Lectures transversales 37: Mario Vargas Llosa (La Guerre de la fin du monde)

© Julien de Kerviler

« Le Conseiller avait tellement prédit dans ses sermons que les forces du Chien viendraient l’arrêter et passer la ville au fil de l’épée, que nul ne fut surpris à Canudos lorsqu’on apprit, par des pèlerins venus à cheval de Joazeiro, qu’une compagnie du 9e bataillon d’infanterie de Bahia avait débarqué dans cette ville avec pour mission de capturer le saint.

Les prophéties commençaient à se réaliser, les paroles devenaient actes. Cette nouvelle eut pour effet de tout mettre en ébullition, vieux, jeunes, hommes et femmes se mirent en action. Les carabines, les fusils à pierre que l’on devait charger par le canon furent immédiatement empoignés et toutes les balles placées dans les cartouchières, en même temps que surgissait comme par enchantement coutelas et couteaux aux ceinturons et, entre les mains, faucilles, machettes, lances, poinçons, frondes, arbalètes de chasseurs, bâtons, pierres.

Cette nuit-là, où commençait la fin du monde, tout Canudos se rassembla autour du temple du Bon Jésus — un squelette de deux étages, avec des tours qui poussaient et des murs qui se remplissaient — pour écouter le Conseiller. La ferveur des élus saturait l’air. Celui-là semblait plus retiré en lui-même que jamais. Après que les pèlerins de Joazeiro lui apprirent la nouvelle, il ne fit pas le moindre commentaire, et continua à surveiller les travaux de maçonnerie, le damage du sol, le brassage de sable et de cailloux pour la construction du temple, avec une concentration absolue, sans que personne n’osât l’interroger. Mais tous sentaient, tandis qu’ils s’apprêtaient, que cette silhouette ascétique les approuvait. Et tous savaient tandis qu’ils huilaient les arbalètes, écouvillonnaient l’âme des épingards et des tromblons et mettaient à sécher la poudre, que cette nuit-là le Père, par la bouche du Conseiller, les instruirait.

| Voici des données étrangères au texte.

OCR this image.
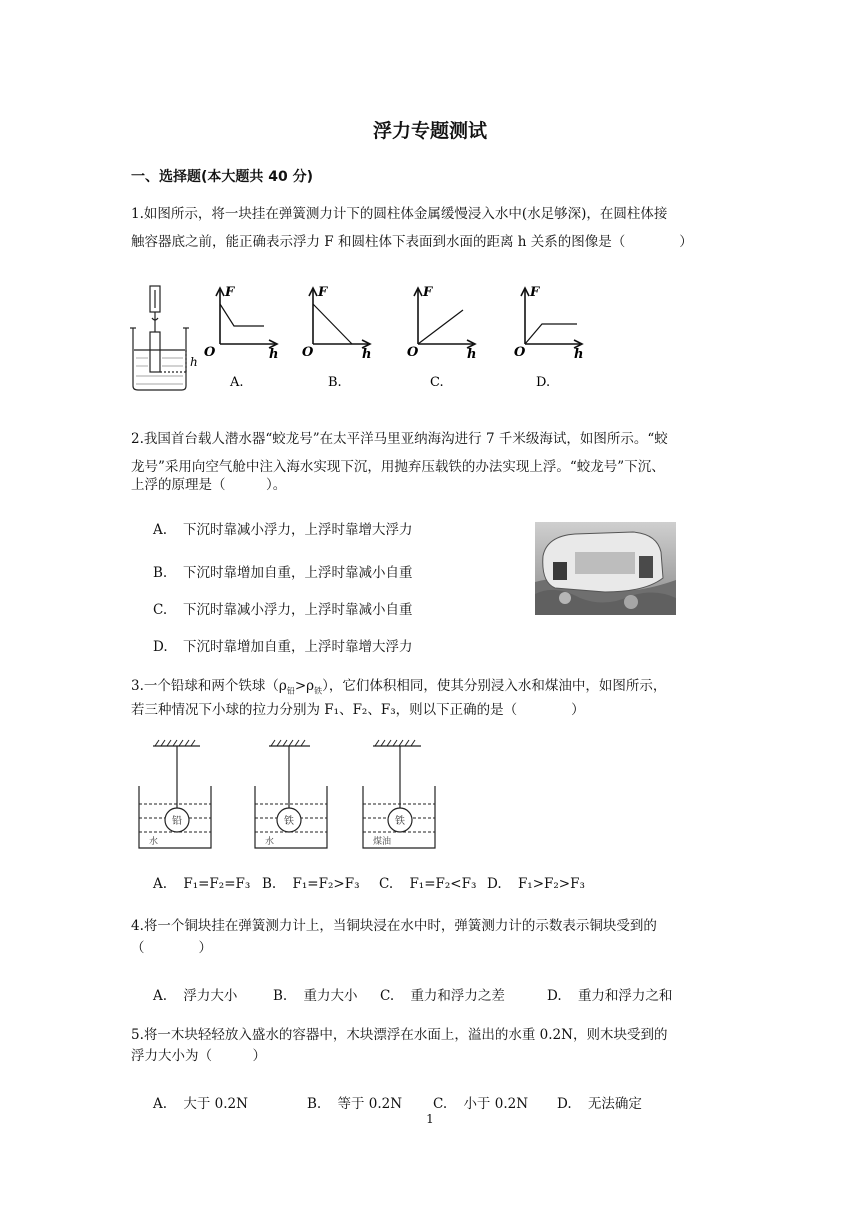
浮力专题测试
一、选择题(本大题共 40 分)
1.如图所示，将一块挂在弹簧测力计下的圆柱体金属缓慢浸入水中(水足够深)，在圆柱体接
触容器底之前，能正确表示浮力 F 和圆柱体下表面到水面的距离 h 关系的图像是（　　　　）
h
F	F	F	F
h	h	h	h
O	O	O	O
A.	B.	C.	D.
2.我国首台载人潜水器“蛟龙号”在太平洋马里亚纳海沟进行 7 千米级海试，如图所示。“蛟
龙号”采用向空气舱中注入海水实现下沉，用抛弃压载铁的办法实现上浮。“蛟龙号”下沉、
上浮的原理是（　　　）。
A. 下沉时靠减小浮力，上浮时靠增大浮力
B. 下沉时靠增加自重，上浮时靠减小自重
C. 下沉时靠减小浮力，上浮时靠减小自重
D. 下沉时靠增加自重，上浮时靠增大浮力
3.一个铅球和两个铁球$(\rho_铅>\rho_铁)$，它们体积相同，使其分别浸入水和煤油中，如图所示，
若三种情况下小球的拉力分别为 F₁、F₂、F₃，则以下正确的是（　　　　）
铅	铁	铁
水	水	煤油
A. F₁=F₂=F₃ B. F₁=F₂>F₃ C. F₁=F₂<F₃ D. F₁>F₂>F₃
4.将一个铜块挂在弹簧测力计上，当铜块浸在水中时，弹簧测力计的示数表示铜块受到的
（　　　　）
A. 浮力大小	B. 重力大小 C. 重力和浮力之差	D. 重力和浮力之和
5.将一木块轻轻放入盛水的容器中，木块漂浮在水面上，溢出的水重 0.2N，则木块受到的
浮力大小为（　　　）
A. 大于 0.2N	B. 等于 0.2N C. 小于 0.2N D. 无法确定
1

La voix du saint retentit sous les étoiles, dans l’atmosphère sans brise qui semblait conserver plus longtemps ses paroles, si sereine qu’elle dissipait toute crainte. Avant la guerre, il parla de la paix, de la vie future, où disparaîtraient le péché et la douleur. Avec la déroute du Démon, viendrait le règne du Saint-Esprit, le dernier âge du monde avant le Jugement dernier. Est-ce que Canudos deviendrait la capitale de ce Royaume ? Si le Bon Jésus le voulait. Alors les lois impies de la république seraient abolies et les curés redeviendraient, comme aux premiers temps, les pasteurs pleins d’abnégation de leurs troupeaux. Le sertão reverdirait avec la pluie, il y aurait du maïs et du bétail en abondance, tous mangeraient et chaque famille pourrait enterrer ses morts dans des cercueils tapissés de velours. Mais auparavant, il fallait abattre l’Antéchrist. On devait fabriquer une croix et une bannière avec l’image du Divin pour que l’ennemi sût de quel côté se trouvait la véritable religion. Et marcher au combat comme les Croisés allant délivrer Jérusalem : en chantant, en priant, en acclamant la Vierge et Notre-Seigneur. Et tout comme ceux-ci avaient triomphé, les croisés du Bon Jésus triompheraient de la République. »

Mario Vargas Llosa, La Guerre de la fin du monde (1981), traduit de l’espagnol (Pérou) par Albert Bensoussan, Gallimard, coll. Du monde entier, 1983, pp. 77-78.